In June 2018, the FASB issued ASU No. 2018-07, Compensation- Stock Compensation (Topic 718): Improvements to Nonemployee Share-Based Payment Accounting, which eliminates the separate accounting model for nonemployee share-based payment awards and generally requires companies to account for share-based payment transactions with nonemployees in the same way as share-based payment transactions with employees. Under the new guidance, nonemployee share-based payment transactions are measured at the grant-date fair value and are no longer remeasured at the then-current fair values at each reporting date until the share options have vested. The amended guidance is effective for fiscal years beginning after December 15, 2018, with early adoption permitted. The Company is evaluating the impact of adoption of the new standard on its consolidated financial statements.


In August 2018, the FASB issued ASU No. 2018-15, Intangibles—Goodwill and Other—Internal-Use Software (Subtopic 350-40): Customers Accounting for Implementation Costs Incurred in a Cloud Computing Arrangement That Is a Service Contract, which broadens the scope of existing guidance applicable to internal-use software development costs. The update requires costs to be capitalized or expensed based on the nature of the costs and the project stage in which they are incurred subject to amortization and impairment guidance consistent with existing internal-use software development cost guidance. The guidance is applicable for the Company beginning July 1, 2020 with early adoption permitted, including adoption in an interim period. The Company is evaluating the impact of adoption of the new standard on its consolidated financial statements.

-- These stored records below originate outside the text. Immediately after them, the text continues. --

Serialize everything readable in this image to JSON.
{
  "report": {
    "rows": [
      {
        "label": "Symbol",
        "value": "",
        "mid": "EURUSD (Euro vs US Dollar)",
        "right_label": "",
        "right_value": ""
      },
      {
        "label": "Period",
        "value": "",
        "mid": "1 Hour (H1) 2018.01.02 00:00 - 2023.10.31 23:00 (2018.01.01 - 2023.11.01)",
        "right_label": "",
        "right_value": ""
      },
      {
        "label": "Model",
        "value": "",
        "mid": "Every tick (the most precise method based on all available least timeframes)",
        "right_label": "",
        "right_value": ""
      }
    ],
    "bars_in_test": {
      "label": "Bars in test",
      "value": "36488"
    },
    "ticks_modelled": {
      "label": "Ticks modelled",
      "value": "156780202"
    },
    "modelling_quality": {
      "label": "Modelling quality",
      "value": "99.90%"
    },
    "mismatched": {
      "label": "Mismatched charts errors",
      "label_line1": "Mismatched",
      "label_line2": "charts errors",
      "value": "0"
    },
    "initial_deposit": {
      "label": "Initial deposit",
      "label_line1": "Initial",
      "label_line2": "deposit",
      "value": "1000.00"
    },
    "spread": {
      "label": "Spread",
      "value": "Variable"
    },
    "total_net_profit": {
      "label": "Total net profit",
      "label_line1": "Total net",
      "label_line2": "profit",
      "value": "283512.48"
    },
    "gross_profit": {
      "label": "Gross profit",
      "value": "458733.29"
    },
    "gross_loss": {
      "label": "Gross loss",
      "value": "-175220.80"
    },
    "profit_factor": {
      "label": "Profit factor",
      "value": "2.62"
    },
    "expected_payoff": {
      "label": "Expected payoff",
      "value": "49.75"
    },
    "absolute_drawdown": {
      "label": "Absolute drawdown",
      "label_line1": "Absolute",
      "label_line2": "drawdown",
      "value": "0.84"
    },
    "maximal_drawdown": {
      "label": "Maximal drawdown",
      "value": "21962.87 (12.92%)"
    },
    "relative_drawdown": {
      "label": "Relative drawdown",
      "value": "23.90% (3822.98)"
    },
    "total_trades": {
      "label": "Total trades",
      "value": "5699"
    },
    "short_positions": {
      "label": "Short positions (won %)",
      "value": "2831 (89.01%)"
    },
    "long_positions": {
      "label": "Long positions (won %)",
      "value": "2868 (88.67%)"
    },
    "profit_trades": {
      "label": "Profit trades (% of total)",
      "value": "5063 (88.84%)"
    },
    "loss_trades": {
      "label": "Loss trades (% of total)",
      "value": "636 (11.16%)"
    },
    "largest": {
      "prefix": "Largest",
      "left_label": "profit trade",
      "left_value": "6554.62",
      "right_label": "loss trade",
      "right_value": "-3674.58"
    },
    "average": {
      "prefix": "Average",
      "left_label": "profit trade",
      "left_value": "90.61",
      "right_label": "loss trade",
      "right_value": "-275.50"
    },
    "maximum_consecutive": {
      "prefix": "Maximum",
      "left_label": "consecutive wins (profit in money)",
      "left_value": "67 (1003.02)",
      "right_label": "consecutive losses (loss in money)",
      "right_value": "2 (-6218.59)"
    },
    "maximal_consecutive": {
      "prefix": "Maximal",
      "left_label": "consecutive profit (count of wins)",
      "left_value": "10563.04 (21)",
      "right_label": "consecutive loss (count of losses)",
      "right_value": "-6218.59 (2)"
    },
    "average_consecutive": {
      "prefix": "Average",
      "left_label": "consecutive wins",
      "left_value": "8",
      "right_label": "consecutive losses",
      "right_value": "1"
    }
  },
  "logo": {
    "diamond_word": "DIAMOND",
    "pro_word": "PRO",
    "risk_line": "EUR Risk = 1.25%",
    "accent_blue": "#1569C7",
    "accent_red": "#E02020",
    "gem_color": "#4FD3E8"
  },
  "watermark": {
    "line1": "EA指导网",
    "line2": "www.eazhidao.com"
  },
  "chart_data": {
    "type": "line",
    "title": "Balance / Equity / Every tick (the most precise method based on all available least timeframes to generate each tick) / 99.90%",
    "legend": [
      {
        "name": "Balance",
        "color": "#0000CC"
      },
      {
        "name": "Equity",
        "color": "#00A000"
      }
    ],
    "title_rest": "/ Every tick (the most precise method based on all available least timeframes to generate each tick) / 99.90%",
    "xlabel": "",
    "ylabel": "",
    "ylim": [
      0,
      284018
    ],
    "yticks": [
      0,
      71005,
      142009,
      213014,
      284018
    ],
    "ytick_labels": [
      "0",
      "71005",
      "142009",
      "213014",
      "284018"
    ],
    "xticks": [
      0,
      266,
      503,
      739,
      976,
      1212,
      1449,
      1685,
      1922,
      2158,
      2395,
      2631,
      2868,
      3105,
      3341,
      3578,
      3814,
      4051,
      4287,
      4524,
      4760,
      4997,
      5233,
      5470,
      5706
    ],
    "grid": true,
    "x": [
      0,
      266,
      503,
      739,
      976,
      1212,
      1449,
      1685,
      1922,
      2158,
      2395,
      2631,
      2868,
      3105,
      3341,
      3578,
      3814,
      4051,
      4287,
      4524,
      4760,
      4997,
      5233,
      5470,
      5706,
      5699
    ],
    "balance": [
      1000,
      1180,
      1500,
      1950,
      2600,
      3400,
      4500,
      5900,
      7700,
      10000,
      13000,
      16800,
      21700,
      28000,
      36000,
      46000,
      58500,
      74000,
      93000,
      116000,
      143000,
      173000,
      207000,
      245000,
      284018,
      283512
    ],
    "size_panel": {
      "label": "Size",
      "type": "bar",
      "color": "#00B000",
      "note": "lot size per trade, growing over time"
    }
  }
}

In April 2019, the FASB issued ASU No. 2019-04, Codification Improvements to Topic 326, Financial Instruments - Credit Losses, Topic 815, Derivatives and Hedging, and Topic 825, Financial Instruments. This ASU provides supplemental guidance and clarification to ASU No. 2016-13 and must be adopted concurrently with the adoption of ASU No. 2016-13. The Company has adopted the new standard effective April, 2019. The adoption of this standard had no material impact on the Company's consolidated financial statements.